Comparative Analysis of Preference in Contemporary and Earlier Texts Using Entropy Measures

Entropy (Basel). 2023 Mar 10;25(3):486. doi: 10.3390/e25030486.

Abstract

Research in computational textual aesthetics has shown that there are textual correlates of preference in prose texts. The present study investigates whether textual correlates of preference vary across different time periods (contemporary texts versus texts from the 19th and early 20th centuries). Preference is operationalized in different ways for the two periods, in terms of canonization for the earlier texts, and through sales figures for the contemporary texts. As potential textual correlates of preference, we measure degrees of (un)predictability in the distributions of two types of low-level observables, parts of speech and sentence length.

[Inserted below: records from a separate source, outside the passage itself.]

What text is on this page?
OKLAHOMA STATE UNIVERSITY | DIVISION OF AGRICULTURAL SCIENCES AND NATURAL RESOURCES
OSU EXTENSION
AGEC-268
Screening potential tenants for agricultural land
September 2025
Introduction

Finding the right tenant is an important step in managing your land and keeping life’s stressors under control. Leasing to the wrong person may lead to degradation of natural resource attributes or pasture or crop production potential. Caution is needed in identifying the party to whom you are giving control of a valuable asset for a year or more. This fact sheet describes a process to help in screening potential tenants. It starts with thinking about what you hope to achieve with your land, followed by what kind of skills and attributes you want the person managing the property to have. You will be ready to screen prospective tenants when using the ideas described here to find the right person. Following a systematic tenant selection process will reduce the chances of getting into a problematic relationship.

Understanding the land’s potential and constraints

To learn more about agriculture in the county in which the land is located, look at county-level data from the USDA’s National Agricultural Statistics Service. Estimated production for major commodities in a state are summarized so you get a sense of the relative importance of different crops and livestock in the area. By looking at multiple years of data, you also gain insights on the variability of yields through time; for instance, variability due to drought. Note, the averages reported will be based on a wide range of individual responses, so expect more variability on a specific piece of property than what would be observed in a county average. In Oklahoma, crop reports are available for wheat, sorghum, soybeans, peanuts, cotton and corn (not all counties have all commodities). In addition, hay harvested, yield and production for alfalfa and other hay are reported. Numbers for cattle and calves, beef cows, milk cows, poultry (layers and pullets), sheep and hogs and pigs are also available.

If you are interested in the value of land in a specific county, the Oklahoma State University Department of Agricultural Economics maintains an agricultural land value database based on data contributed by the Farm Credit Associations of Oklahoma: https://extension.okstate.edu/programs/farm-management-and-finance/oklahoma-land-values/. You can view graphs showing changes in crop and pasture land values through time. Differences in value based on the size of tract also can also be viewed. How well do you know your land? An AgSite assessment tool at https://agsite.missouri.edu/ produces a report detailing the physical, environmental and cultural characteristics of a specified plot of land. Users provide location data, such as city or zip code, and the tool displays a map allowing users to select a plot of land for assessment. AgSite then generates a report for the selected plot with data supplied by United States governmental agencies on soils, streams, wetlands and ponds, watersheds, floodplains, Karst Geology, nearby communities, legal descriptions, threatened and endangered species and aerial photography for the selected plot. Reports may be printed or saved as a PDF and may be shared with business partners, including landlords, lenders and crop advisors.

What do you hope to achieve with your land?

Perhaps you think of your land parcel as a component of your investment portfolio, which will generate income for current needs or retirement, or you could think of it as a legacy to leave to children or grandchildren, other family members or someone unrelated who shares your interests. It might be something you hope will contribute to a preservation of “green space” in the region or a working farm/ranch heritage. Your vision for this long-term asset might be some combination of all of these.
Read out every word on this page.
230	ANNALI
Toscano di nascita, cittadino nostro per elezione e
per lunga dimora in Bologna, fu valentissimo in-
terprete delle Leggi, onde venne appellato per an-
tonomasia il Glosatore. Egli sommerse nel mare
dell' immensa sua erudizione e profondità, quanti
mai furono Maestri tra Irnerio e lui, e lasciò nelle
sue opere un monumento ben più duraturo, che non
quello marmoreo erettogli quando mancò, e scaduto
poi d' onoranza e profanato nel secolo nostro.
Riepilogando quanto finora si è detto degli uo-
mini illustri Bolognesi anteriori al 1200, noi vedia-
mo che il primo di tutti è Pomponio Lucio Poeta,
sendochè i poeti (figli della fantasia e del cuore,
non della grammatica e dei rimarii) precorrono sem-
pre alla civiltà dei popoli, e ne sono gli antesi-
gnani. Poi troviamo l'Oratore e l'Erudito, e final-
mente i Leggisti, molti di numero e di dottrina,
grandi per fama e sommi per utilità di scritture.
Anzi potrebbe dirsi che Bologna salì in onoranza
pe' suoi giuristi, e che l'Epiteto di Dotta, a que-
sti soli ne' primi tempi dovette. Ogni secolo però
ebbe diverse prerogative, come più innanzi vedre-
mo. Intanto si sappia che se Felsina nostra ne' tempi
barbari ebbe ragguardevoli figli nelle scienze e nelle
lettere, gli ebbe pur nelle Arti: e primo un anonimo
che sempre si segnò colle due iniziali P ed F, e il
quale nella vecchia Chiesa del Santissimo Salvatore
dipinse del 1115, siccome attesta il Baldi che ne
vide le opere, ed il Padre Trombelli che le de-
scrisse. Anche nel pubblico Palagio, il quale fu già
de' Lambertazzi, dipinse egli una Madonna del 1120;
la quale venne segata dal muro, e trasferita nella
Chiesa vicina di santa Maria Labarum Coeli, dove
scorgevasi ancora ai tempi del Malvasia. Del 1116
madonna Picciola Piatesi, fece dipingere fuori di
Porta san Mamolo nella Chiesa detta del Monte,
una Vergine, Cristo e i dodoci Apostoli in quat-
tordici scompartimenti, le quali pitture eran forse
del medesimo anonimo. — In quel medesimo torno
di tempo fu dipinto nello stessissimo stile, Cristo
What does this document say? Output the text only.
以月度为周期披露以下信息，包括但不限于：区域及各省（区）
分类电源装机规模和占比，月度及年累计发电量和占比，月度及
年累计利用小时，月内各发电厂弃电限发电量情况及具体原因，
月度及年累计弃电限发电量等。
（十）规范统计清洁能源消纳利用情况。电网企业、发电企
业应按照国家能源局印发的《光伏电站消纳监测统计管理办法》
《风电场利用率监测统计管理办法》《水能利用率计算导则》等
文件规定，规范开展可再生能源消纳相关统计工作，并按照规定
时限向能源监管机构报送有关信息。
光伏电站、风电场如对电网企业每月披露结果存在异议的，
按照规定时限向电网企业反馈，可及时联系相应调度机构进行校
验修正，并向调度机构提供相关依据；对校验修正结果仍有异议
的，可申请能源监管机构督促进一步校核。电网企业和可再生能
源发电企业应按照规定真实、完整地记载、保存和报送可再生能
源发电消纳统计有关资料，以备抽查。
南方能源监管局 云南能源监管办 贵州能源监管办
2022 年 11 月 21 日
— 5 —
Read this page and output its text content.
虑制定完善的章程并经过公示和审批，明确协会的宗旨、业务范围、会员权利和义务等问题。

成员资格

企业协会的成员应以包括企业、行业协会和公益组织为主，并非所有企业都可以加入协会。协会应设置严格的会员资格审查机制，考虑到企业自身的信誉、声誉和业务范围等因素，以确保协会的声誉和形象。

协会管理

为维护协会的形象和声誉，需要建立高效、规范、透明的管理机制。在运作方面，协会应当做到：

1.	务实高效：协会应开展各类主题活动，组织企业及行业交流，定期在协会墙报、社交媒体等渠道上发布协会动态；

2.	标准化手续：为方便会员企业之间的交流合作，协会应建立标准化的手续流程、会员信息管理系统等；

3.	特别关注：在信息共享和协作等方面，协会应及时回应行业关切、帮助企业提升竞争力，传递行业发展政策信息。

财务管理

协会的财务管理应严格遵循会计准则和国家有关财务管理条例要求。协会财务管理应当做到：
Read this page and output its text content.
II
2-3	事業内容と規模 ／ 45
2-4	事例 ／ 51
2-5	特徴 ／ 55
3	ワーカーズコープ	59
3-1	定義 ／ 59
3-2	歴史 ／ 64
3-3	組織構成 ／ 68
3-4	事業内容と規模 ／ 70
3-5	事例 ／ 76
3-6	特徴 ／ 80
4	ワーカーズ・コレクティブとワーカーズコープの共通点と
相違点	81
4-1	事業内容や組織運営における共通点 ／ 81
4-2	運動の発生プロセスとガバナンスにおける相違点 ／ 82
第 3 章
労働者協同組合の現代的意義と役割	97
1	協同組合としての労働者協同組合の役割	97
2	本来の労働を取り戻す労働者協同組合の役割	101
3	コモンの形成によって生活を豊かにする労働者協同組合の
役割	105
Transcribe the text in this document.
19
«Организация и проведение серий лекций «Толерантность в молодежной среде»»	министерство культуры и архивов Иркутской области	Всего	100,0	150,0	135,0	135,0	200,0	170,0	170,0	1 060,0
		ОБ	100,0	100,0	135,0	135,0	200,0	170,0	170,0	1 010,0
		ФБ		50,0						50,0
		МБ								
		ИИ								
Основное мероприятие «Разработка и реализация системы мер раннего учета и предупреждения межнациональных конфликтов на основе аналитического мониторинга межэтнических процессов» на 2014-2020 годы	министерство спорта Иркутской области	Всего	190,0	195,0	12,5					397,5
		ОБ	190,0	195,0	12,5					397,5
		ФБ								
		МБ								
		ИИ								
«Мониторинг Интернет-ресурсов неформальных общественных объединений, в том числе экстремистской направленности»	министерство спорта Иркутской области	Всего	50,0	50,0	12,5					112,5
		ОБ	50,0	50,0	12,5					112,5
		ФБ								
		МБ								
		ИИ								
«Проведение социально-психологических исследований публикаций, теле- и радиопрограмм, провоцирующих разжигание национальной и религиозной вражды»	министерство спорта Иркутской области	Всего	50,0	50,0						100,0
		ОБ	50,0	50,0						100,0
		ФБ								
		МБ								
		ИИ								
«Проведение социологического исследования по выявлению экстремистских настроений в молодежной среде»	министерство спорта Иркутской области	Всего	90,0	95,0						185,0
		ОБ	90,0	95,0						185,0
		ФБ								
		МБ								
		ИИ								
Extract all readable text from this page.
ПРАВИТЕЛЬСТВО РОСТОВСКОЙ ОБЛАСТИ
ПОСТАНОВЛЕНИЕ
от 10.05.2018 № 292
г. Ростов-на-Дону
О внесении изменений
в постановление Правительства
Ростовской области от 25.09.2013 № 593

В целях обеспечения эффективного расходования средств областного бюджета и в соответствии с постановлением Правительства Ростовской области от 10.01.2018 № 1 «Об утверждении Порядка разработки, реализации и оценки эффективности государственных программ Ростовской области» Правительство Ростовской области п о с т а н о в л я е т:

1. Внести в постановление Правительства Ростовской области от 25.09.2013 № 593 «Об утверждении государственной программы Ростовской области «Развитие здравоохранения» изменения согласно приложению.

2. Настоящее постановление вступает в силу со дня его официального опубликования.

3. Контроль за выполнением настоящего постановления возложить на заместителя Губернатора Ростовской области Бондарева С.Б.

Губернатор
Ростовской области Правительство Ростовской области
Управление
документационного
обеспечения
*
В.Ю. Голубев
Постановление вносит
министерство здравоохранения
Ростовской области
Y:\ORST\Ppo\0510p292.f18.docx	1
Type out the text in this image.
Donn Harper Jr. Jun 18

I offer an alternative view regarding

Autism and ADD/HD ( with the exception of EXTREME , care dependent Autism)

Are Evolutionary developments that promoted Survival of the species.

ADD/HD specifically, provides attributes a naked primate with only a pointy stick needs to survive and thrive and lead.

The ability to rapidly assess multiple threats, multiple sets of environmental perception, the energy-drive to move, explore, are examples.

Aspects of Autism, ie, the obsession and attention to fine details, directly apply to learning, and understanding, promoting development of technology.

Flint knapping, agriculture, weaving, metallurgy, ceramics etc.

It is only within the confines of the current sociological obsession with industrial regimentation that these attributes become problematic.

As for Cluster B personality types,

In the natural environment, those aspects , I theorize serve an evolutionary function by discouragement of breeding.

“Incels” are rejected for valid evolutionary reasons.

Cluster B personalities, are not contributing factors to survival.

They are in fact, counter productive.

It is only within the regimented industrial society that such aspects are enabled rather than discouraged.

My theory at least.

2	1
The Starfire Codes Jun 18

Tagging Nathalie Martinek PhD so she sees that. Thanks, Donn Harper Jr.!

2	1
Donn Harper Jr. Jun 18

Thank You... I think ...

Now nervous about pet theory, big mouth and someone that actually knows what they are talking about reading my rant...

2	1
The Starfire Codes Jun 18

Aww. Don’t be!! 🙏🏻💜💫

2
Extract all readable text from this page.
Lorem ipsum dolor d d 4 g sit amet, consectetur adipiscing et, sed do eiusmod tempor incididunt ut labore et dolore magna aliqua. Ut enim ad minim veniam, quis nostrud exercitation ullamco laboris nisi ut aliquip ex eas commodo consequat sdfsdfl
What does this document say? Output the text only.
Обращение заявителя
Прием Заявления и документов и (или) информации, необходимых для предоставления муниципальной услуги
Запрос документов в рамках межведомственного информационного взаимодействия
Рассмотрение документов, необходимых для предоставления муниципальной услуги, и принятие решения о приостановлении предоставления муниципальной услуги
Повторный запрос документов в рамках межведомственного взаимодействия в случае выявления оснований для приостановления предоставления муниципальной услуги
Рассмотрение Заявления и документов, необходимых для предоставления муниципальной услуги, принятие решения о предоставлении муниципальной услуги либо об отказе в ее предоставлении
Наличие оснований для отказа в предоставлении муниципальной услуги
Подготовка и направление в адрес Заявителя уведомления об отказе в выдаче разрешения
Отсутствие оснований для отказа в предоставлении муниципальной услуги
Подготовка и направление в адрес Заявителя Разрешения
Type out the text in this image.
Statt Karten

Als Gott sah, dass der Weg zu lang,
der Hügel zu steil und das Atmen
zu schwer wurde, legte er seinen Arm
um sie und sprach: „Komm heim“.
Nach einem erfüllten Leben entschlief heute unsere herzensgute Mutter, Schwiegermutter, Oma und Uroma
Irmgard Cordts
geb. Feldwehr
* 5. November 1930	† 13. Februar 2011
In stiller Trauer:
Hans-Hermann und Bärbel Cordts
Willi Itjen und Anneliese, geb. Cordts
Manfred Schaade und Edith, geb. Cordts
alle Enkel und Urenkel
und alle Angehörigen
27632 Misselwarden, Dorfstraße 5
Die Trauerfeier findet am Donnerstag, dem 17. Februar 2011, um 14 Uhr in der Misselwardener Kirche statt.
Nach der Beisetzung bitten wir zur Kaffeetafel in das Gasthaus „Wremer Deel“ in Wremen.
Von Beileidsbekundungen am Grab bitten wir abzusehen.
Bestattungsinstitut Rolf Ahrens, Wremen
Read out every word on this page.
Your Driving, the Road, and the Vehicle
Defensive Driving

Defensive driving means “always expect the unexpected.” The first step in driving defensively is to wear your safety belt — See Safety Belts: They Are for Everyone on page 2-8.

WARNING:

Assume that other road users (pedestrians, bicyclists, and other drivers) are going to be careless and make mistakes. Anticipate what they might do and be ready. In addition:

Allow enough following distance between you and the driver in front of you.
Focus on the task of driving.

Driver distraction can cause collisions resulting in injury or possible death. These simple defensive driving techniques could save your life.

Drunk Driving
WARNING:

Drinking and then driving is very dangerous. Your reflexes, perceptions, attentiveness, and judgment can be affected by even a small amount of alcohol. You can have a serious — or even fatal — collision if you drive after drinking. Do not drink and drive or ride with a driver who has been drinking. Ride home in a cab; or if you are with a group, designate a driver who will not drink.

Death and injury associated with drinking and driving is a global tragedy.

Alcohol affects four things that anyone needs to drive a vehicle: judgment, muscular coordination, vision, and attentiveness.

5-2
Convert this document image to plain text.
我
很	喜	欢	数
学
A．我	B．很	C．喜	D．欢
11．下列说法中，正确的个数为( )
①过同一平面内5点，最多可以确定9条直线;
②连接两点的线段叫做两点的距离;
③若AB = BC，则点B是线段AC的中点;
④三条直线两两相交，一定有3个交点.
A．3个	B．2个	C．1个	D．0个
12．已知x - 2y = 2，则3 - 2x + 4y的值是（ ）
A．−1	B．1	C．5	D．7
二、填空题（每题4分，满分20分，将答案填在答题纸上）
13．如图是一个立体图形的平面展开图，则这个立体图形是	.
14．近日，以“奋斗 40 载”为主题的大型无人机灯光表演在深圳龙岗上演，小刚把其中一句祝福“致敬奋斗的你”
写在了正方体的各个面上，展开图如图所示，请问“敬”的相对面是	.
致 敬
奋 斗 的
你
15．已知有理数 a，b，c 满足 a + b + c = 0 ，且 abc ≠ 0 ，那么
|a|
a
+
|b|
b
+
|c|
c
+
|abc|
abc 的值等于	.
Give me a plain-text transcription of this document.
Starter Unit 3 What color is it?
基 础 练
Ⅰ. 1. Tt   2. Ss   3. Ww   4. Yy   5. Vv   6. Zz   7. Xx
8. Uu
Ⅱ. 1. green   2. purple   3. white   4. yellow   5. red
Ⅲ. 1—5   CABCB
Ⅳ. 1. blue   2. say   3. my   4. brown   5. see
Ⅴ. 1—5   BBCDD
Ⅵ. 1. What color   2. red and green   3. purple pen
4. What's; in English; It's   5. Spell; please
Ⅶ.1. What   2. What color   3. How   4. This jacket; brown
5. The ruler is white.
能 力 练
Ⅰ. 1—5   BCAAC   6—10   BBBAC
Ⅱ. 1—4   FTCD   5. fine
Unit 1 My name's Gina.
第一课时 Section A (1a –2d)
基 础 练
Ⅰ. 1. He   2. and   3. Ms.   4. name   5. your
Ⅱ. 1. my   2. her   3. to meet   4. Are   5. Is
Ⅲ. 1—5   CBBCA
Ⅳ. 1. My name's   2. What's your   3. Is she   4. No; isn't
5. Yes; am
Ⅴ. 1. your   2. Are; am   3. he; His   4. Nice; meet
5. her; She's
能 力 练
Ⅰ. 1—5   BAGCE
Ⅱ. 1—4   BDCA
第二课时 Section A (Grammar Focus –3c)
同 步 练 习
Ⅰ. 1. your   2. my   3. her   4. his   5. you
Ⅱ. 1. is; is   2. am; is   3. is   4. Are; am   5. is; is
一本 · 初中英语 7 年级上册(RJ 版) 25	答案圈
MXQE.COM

Specifically, we calculate two entropy measures, Shannon Entropy as a global measure of unpredictability, and Approximate Entropy as a local measure of surprise (unpredictability in a specific context). Preferred texts from both periods (contemporary bestsellers and canonical earlier texts) are characterized by higher degrees of unpredictability. However, unlike canonicity in the earlier texts, sales figures in contemporary texts are reflected in global (text-level) distributions only (as measured with Shannon Entropy), while surprise in local distributions (as measured with Approximate Entropy) does not have an additional discriminating effect. Our findings thus suggest that there are both time-invariant correlates of preference, and period-specific correlates.

Keywords: Approximate Entropy; POS tags; Shannon Entropy; bestseller books; canonical texts; contemporary texts; fictional texts; non-canonical texts; non-fictional texts; text classification.